5. Change the structure of the support staff in the central office. Dismantle the offices and department heads for Reading, Math, Science, Social Studies, and the Arts. Make all of the new hires generalists and then send them out to a school to counsel the science, math, reading and social studies teachers on how to teach specific topics in their fields of expertise. Require the former reading teacher to give staff development to the math specialists in the region. And vice versa.
4. Test the students every 6-8 weeks to see if they are improving in the achievement scores. Make each test be taken on computers. Allow one week every 6-8 weeks to review all the students’ mistakes, to reteach and retest them so they can pass the next Benchmark test.
3. Increase the disparity of the various school systems by relying on property taxes to fund the schools. In this way, schools in poor neighborhoods are guaranteed less funding for their schools.
2. Rely on this one test and attendance of both staff and students be counted in the AYP equation. Do not take into account that teachers can get pregnant, have operations, catastrophic illnesses, accidents, etc. and have to miss school because of circumstances beyond their control. Count their absences against the school for attendance.

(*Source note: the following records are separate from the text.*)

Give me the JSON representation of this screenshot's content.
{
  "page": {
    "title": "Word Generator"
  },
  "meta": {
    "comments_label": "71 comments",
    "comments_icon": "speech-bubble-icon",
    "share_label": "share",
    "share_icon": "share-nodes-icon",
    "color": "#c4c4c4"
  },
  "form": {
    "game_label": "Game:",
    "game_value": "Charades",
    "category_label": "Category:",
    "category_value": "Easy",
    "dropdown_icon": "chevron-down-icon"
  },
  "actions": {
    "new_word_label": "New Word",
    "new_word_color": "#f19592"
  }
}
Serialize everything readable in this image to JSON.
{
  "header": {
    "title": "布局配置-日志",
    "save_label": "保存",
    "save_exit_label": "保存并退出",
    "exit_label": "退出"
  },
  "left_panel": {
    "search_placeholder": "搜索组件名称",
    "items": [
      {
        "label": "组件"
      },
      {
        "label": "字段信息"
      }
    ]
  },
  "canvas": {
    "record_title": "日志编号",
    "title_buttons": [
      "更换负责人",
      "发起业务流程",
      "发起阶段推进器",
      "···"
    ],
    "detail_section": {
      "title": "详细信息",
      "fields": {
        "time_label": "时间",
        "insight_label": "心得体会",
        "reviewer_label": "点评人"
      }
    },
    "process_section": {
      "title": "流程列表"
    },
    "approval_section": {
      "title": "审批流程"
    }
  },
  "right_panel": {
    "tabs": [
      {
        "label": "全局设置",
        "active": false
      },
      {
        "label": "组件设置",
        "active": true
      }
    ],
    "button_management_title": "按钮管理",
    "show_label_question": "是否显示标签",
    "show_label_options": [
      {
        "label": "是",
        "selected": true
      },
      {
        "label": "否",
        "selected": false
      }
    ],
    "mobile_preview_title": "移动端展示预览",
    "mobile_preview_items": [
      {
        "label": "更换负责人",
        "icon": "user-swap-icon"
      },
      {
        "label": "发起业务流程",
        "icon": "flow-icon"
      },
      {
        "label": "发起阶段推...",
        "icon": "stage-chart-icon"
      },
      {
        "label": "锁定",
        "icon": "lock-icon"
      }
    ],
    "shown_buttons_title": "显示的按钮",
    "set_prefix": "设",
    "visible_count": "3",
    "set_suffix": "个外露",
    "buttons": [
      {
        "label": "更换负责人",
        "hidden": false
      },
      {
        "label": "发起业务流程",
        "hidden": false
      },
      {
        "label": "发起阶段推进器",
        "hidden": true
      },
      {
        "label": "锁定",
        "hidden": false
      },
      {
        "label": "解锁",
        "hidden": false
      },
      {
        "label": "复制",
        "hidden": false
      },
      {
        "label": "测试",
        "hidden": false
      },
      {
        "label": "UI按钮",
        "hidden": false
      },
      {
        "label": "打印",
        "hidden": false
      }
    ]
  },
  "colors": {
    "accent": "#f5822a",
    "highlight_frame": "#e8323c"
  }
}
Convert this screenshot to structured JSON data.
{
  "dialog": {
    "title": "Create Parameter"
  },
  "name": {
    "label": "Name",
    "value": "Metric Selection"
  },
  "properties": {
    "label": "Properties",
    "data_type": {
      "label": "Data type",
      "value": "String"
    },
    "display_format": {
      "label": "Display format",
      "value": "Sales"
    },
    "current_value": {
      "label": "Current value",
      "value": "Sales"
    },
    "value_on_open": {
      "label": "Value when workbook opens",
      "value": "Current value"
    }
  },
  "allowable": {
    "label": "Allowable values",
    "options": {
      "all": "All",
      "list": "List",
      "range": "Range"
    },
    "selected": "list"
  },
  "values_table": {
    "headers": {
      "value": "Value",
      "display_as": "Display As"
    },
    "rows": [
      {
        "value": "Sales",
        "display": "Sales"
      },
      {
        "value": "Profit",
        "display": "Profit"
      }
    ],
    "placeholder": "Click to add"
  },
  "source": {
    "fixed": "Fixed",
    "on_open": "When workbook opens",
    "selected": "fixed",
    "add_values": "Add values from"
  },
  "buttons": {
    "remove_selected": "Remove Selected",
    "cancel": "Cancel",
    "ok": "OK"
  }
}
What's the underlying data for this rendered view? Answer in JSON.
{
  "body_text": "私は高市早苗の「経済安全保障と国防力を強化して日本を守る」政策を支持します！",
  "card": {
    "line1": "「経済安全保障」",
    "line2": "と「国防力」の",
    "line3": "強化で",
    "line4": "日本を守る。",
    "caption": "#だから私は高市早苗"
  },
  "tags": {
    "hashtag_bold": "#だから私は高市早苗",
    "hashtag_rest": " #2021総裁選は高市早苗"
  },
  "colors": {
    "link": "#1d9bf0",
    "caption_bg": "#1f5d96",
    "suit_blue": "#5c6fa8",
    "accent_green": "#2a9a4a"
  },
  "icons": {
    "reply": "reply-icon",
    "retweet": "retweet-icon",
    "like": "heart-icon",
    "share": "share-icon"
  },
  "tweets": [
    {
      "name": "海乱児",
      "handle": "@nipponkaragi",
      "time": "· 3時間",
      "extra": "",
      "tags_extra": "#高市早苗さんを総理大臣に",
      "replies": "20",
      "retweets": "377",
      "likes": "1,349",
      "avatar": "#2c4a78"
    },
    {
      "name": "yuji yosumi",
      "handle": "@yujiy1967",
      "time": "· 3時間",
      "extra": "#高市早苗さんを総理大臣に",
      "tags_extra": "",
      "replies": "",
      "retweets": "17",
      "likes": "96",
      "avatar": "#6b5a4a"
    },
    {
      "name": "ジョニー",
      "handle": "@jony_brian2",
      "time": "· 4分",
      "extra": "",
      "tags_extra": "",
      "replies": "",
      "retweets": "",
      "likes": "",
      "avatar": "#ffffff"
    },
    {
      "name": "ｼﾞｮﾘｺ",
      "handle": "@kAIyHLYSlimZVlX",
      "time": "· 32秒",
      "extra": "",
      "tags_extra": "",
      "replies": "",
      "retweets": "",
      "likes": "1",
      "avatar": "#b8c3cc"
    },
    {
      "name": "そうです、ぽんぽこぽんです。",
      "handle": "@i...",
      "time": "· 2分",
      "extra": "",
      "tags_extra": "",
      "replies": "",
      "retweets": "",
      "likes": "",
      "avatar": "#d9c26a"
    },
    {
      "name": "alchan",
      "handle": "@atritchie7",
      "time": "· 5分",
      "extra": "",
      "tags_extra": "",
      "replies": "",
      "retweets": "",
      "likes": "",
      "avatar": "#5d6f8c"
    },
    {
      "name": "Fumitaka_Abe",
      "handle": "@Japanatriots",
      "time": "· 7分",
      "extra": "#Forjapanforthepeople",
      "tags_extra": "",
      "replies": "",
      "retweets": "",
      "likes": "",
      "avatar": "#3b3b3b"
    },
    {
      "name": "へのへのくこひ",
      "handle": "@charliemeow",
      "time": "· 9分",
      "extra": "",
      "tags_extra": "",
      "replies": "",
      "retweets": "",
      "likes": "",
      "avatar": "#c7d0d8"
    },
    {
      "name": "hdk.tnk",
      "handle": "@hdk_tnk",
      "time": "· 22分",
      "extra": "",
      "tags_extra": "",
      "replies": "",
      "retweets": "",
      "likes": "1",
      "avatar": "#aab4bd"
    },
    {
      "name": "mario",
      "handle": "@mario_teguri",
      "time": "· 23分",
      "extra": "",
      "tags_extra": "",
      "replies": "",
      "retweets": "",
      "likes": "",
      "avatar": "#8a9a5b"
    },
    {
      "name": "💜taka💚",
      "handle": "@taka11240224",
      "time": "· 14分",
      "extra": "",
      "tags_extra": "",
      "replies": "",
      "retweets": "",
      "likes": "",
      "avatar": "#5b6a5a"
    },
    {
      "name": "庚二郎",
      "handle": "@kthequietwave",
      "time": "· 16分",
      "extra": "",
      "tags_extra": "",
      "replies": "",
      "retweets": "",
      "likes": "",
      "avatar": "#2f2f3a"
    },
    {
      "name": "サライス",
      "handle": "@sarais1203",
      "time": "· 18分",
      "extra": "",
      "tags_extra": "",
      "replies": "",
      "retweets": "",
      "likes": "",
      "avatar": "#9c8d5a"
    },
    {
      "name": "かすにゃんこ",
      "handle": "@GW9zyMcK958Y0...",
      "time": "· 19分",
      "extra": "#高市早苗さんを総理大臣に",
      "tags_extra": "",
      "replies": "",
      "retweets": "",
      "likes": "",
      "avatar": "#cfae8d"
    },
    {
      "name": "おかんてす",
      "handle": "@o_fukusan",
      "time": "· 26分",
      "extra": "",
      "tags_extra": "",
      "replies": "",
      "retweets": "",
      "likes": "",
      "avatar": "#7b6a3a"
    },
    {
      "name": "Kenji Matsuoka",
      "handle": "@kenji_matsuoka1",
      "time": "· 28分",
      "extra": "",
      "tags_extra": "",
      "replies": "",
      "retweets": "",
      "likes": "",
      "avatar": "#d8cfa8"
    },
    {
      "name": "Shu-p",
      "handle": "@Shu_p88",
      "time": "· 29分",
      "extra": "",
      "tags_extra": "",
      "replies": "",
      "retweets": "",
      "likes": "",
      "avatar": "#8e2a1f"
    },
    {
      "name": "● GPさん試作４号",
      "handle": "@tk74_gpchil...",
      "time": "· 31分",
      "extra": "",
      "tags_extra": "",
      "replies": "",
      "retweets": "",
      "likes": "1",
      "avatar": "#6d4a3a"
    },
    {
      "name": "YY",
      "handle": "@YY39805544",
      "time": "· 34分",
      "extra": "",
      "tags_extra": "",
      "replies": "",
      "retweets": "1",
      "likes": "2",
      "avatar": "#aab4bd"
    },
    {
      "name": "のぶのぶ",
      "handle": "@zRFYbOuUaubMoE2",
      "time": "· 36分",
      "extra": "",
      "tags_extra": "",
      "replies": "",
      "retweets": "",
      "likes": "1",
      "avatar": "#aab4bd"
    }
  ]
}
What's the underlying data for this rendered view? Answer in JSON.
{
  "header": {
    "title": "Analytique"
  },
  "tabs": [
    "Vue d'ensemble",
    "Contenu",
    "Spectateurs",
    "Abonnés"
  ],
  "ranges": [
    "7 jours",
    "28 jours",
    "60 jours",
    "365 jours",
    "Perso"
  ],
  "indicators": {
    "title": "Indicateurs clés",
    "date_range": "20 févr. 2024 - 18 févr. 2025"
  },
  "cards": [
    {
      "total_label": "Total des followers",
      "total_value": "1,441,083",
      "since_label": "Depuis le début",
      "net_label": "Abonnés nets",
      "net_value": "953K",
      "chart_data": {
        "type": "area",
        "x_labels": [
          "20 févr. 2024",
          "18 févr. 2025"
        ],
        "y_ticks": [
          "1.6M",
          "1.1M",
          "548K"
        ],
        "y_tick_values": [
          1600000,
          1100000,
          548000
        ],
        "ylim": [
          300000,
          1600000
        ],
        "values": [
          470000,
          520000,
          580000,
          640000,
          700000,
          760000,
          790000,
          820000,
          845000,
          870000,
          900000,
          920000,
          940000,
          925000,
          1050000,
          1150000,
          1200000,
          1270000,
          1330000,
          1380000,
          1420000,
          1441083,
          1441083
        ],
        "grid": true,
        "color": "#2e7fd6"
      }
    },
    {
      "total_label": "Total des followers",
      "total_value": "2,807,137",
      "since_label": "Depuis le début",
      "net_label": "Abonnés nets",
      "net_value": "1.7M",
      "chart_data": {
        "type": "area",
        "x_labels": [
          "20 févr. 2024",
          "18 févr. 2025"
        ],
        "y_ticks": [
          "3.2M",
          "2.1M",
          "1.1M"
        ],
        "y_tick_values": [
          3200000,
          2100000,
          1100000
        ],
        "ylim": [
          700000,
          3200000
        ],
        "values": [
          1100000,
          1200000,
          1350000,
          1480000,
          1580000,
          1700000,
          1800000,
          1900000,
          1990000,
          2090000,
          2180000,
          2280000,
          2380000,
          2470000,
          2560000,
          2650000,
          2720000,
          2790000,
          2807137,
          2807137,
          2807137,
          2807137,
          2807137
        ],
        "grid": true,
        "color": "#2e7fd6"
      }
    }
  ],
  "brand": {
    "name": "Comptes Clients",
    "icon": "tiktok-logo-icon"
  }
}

1. Require that the students identified as Special Ed. Perform at or above proficient on their grade level of the State test. Hello? There is a reason why the children are designated as needing Special Ed services! If they carry that designation, then it has been determined that there is something preventing them from performing at grade level and Federal law requires that I teach them at their instructional level, not grade level. Schools who have not made AYP six years in a row are considered failing schools. Why should my school be identified as failing to educate the students when all grades have improved their test scores except for the Special Ed kids?